FAQ: Are all government contracts competitively bid?
Not all government contracts are subject to fully open and competitive bidding. In many cases, contracts are set aside for specific types of firms in order to advance the government’s goals of protecting and assisting historically disadvantaged groups. In these cases, there may still be competition among the smaller universe of eligible firms.
Pursuant to federal regulations and policies and individual agency goals, the government can designate certain solicitations as fully competitive and open to any bidders, or as set-asides for only certain types of firms representing disadvantaged groups. In some cases, there can even be a mix of the two, known as a “partial set-aside,” in which only a portion of the awards under a solicitation or program will be set aside and the rest will be fully open for competitive bidding.

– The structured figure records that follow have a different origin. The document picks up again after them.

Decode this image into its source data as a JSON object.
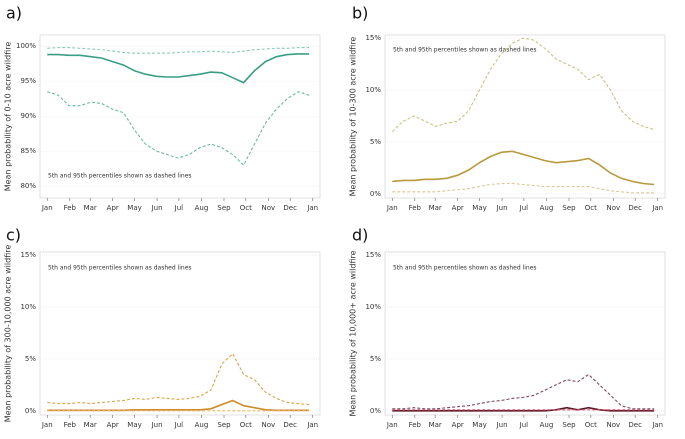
{
  "chart_data": [
    {
      "type": "line",
      "label": "a)",
      "y_label": "Mean probability of 0-10 acre wildfire",
      "annotation": "5th and 95th percentiles shown as dashed lines",
      "x": [
        0,
        15,
        30,
        45,
        60,
        75,
        90,
        105,
        120,
        135,
        150,
        165,
        180,
        195,
        210,
        225,
        240,
        255,
        270,
        285,
        300,
        315,
        330,
        345,
        360
      ],
      "xlim": [
        -10,
        375
      ],
      "xticks": [
        {
          "value": 0,
          "label": "Jan"
        },
        {
          "value": 31,
          "label": "Feb"
        },
        {
          "value": 59,
          "label": "Mar"
        },
        {
          "value": 90,
          "label": "Apr"
        },
        {
          "value": 120,
          "label": "May"
        },
        {
          "value": 151,
          "label": "Jun"
        },
        {
          "value": 181,
          "label": "Jul"
        },
        {
          "value": 212,
          "label": "Aug"
        },
        {
          "value": 243,
          "label": "Sep"
        },
        {
          "value": 273,
          "label": "Oct"
        },
        {
          "value": 304,
          "label": "Nov"
        },
        {
          "value": 334,
          "label": "Dec"
        },
        {
          "value": 365,
          "label": "Jan"
        }
      ],
      "ylim": [
        78.3,
        101.6
      ],
      "yticks": [
        {
          "value": 80,
          "label": "80%"
        },
        {
          "value": 85,
          "label": "85%"
        },
        {
          "value": 90,
          "label": "90%"
        },
        {
          "value": 95,
          "label": "95%"
        },
        {
          "value": 100,
          "label": "100%"
        }
      ],
      "grid": true,
      "series": [
        {
          "color": "#8ccbbd",
          "dashed": true,
          "values": [
            99.7,
            99.8,
            99.8,
            99.7,
            99.6,
            99.5,
            99.3,
            99.1,
            99.0,
            99.0,
            99.0,
            99.0,
            99.1,
            99.2,
            99.2,
            99.3,
            99.2,
            99.1,
            99.3,
            99.5,
            99.6,
            99.7,
            99.7,
            99.8,
            99.8
          ]
        },
        {
          "color": "#3a9e86",
          "dashed": false,
          "values": [
            98.8,
            98.8,
            98.7,
            98.7,
            98.5,
            98.3,
            97.8,
            97.3,
            96.5,
            96.0,
            95.7,
            95.6,
            95.6,
            95.8,
            96.0,
            96.3,
            96.2,
            95.5,
            94.8,
            96.5,
            97.8,
            98.5,
            98.8,
            98.9,
            98.9
          ]
        },
        {
          "color": "#6db8a8",
          "dashed": true,
          "values": [
            93.5,
            93.0,
            91.5,
            91.5,
            92.0,
            91.8,
            91.0,
            90.5,
            88.0,
            86.0,
            85.0,
            84.5,
            84.0,
            84.5,
            85.5,
            86.0,
            85.5,
            84.5,
            83.0,
            86.0,
            89.0,
            91.0,
            92.5,
            93.5,
            93.0
          ]
        }
      ]
    },
    {
      "type": "line",
      "label": "b)",
      "y_label": "Mean probability of 10-300 acre wildfire",
      "annotation": "5th and 95th percentiles shown as dashed lines",
      "x": [
        0,
        15,
        30,
        45,
        60,
        75,
        90,
        105,
        120,
        135,
        150,
        165,
        180,
        195,
        210,
        225,
        240,
        255,
        270,
        285,
        300,
        315,
        330,
        345,
        360
      ],
      "xlim": [
        -10,
        375
      ],
      "xticks": [
        {
          "value": 0,
          "label": "Jan"
        },
        {
          "value": 31,
          "label": "Feb"
        },
        {
          "value": 59,
          "label": "Mar"
        },
        {
          "value": 90,
          "label": "Apr"
        },
        {
          "value": 120,
          "label": "May"
        },
        {
          "value": 151,
          "label": "Jun"
        },
        {
          "value": 181,
          "label": "Jul"
        },
        {
          "value": 212,
          "label": "Aug"
        },
        {
          "value": 243,
          "label": "Sep"
        },
        {
          "value": 273,
          "label": "Oct"
        },
        {
          "value": 304,
          "label": "Nov"
        },
        {
          "value": 334,
          "label": "Dec"
        },
        {
          "value": 365,
          "label": "Jan"
        }
      ],
      "ylim": [
        -0.4,
        15.3
      ],
      "yticks": [
        {
          "value": 0,
          "label": "0%"
        },
        {
          "value": 5,
          "label": "5%"
        },
        {
          "value": 10,
          "label": "10%"
        },
        {
          "value": 15,
          "label": "15%"
        }
      ],
      "grid": true,
      "series": [
        {
          "color": "#c9c27e",
          "dashed": true,
          "values": [
            6,
            7,
            7.5,
            7,
            6.5,
            6.8,
            7,
            8,
            10,
            12,
            13.5,
            14.5,
            15,
            14.8,
            14,
            13,
            12.5,
            12,
            11,
            11.5,
            10,
            8,
            7,
            6.5,
            6.2
          ]
        },
        {
          "color": "#b89a3e",
          "dashed": false,
          "values": [
            1.2,
            1.3,
            1.3,
            1.4,
            1.4,
            1.5,
            1.8,
            2.3,
            3.0,
            3.6,
            4,
            4.1,
            3.8,
            3.5,
            3.2,
            3.0,
            3.1,
            3.2,
            3.4,
            2.8,
            2.0,
            1.5,
            1.2,
            1.0,
            0.9
          ]
        },
        {
          "color": "#dcc99a",
          "dashed": true,
          "values": [
            0.2,
            0.2,
            0.2,
            0.2,
            0.2,
            0.3,
            0.4,
            0.5,
            0.7,
            0.9,
            1.0,
            1.0,
            0.9,
            0.8,
            0.7,
            0.7,
            0.7,
            0.7,
            0.7,
            0.5,
            0.3,
            0.2,
            0.1,
            0.1,
            0.1
          ]
        }
      ]
    },
    {
      "type": "line",
      "label": "c)",
      "y_label": "Mean probability of 300-10,000 acre wildfire",
      "annotation": "5th and 95th percentiles shown as dashed lines",
      "x": [
        0,
        15,
        30,
        45,
        60,
        75,
        90,
        105,
        120,
        135,
        150,
        165,
        180,
        195,
        210,
        225,
        240,
        255,
        270,
        285,
        300,
        315,
        330,
        345,
        360
      ],
      "xlim": [
        -10,
        375
      ],
      "xticks": [
        {
          "value": 0,
          "label": "Jan"
        },
        {
          "value": 31,
          "label": "Feb"
        },
        {
          "value": 59,
          "label": "Mar"
        },
        {
          "value": 90,
          "label": "Apr"
        },
        {
          "value": 120,
          "label": "May"
        },
        {
          "value": 151,
          "label": "Jun"
        },
        {
          "value": 181,
          "label": "Jul"
        },
        {
          "value": 212,
          "label": "Aug"
        },
        {
          "value": 243,
          "label": "Sep"
        },
        {
          "value": 273,
          "label": "Oct"
        },
        {
          "value": 304,
          "label": "Nov"
        },
        {
          "value": 334,
          "label": "Dec"
        },
        {
          "value": 365,
          "label": "Jan"
        }
      ],
      "ylim": [
        -0.4,
        15.3
      ],
      "yticks": [
        {
          "value": 0,
          "label": "0%"
        },
        {
          "value": 5,
          "label": "5%"
        },
        {
          "value": 10,
          "label": "10%"
        },
        {
          "value": 15,
          "label": "15%"
        }
      ],
      "grid": true,
      "series": [
        {
          "color": "#d9a64a",
          "dashed": true,
          "values": [
            0.8,
            0.7,
            0.7,
            0.8,
            0.7,
            0.8,
            0.9,
            1.0,
            1.2,
            1.1,
            1.3,
            1.2,
            1.1,
            1.2,
            1.4,
            2.0,
            4.5,
            5.5,
            3.5,
            3.0,
            1.8,
            1.2,
            0.8,
            0.7,
            0.6
          ]
        },
        {
          "color": "#d08a2a",
          "dashed": false,
          "values": [
            0.05,
            0.05,
            0.05,
            0.05,
            0.05,
            0.05,
            0.05,
            0.05,
            0.1,
            0.1,
            0.1,
            0.1,
            0.1,
            0.1,
            0.1,
            0.2,
            0.6,
            1.0,
            0.5,
            0.3,
            0.1,
            0.05,
            0.05,
            0.05,
            0.05
          ]
        },
        {
          "color": "#e8b870",
          "dashed": true,
          "values": [
            0,
            0,
            0,
            0,
            0,
            0,
            0,
            0,
            0,
            0,
            0,
            0,
            0,
            0,
            0,
            0,
            0,
            0,
            0,
            0,
            0,
            0,
            0,
            0,
            0
          ]
        }
      ]
    },
    {
      "type": "line",
      "label": "d)",
      "y_label": "Mean probability of 10,000+ acre wildfire",
      "annotation": "5th and 95th percentiles shown as dashed lines",
      "x": [
        0,
        15,
        30,
        45,
        60,
        75,
        90,
        105,
        120,
        135,
        150,
        165,
        180,
        195,
        210,
        225,
        240,
        255,
        270,
        285,
        300,
        315,
        330,
        345,
        360
      ],
      "xlim": [
        -10,
        375
      ],
      "xticks": [
        {
          "value": 0,
          "label": "Jan"
        },
        {
          "value": 31,
          "label": "Feb"
        },
        {
          "value": 59,
          "label": "Mar"
        },
        {
          "value": 90,
          "label": "Apr"
        },
        {
          "value": 120,
          "label": "May"
        },
        {
          "value": 151,
          "label": "Jun"
        },
        {
          "value": 181,
          "label": "Jul"
        },
        {
          "value": 212,
          "label": "Aug"
        },
        {
          "value": 243,
          "label": "Sep"
        },
        {
          "value": 273,
          "label": "Oct"
        },
        {
          "value": 304,
          "label": "Nov"
        },
        {
          "value": 334,
          "label": "Dec"
        },
        {
          "value": 365,
          "label": "Jan"
        }
      ],
      "ylim": [
        -0.4,
        15.3
      ],
      "yticks": [
        {
          "value": 0,
          "label": "0%"
        },
        {
          "value": 5,
          "label": "5%"
        },
        {
          "value": 10,
          "label": "10%"
        },
        {
          "value": 15,
          "label": "15%"
        }
      ],
      "grid": true,
      "series": [
        {
          "color": "#7a4a66",
          "dashed": true,
          "values": [
            0.2,
            0.2,
            0.3,
            0.2,
            0.2,
            0.3,
            0.4,
            0.5,
            0.7,
            0.9,
            1.0,
            1.2,
            1.3,
            1.5,
            2.0,
            2.5,
            3.0,
            2.8,
            3.5,
            2.5,
            1.5,
            0.5,
            0.2,
            0.2,
            0.2
          ]
        },
        {
          "color": "#5a1a2a",
          "dashed": false,
          "values": [
            0,
            0,
            0,
            0,
            0,
            0,
            0,
            0,
            0,
            0,
            0,
            0,
            0,
            0,
            0,
            0.1,
            0.3,
            0.1,
            0.3,
            0.1,
            0,
            0,
            0,
            0,
            0
          ]
        },
        {
          "color": "#e05060",
          "dashed": true,
          "values": [
            0.1,
            0.1,
            0.1,
            0.1,
            0.1,
            0.1,
            0.1,
            0.1,
            0.1,
            0.1,
            0.1,
            0.1,
            0.1,
            0.1,
            0.1,
            0.1,
            0.1,
            0.1,
            0.1,
            0.1,
            0.1,
            0.1,
            0.1,
            0.1,
            0.1
          ]
        }
      ]
    }
  ]
}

When special needs arise, the government can also bypass competitive bidding altogether and issue “sole source” awards, as long as it satisfies certain requirements to justify this exception to the normal procurement process. Sole source awards come up when there is only one firm that meets the needs of the agency, perhaps because of special concerns related to specific technologies or in the context of national defense. Sole source awards can also be given to certain disadvantaged businesses through set-aside programs such as the 8(a) Business Development program.
Agencies can also issue what are known as “bridge” contracts. When an existing contract is terminated or there is not enough time to go through the formal solicitation process before goods or services are needed, an agency can issue a short-term bridge contract to ensure continuing performance until a longer term award is granted after competitive bidding and a thorough review of proposals.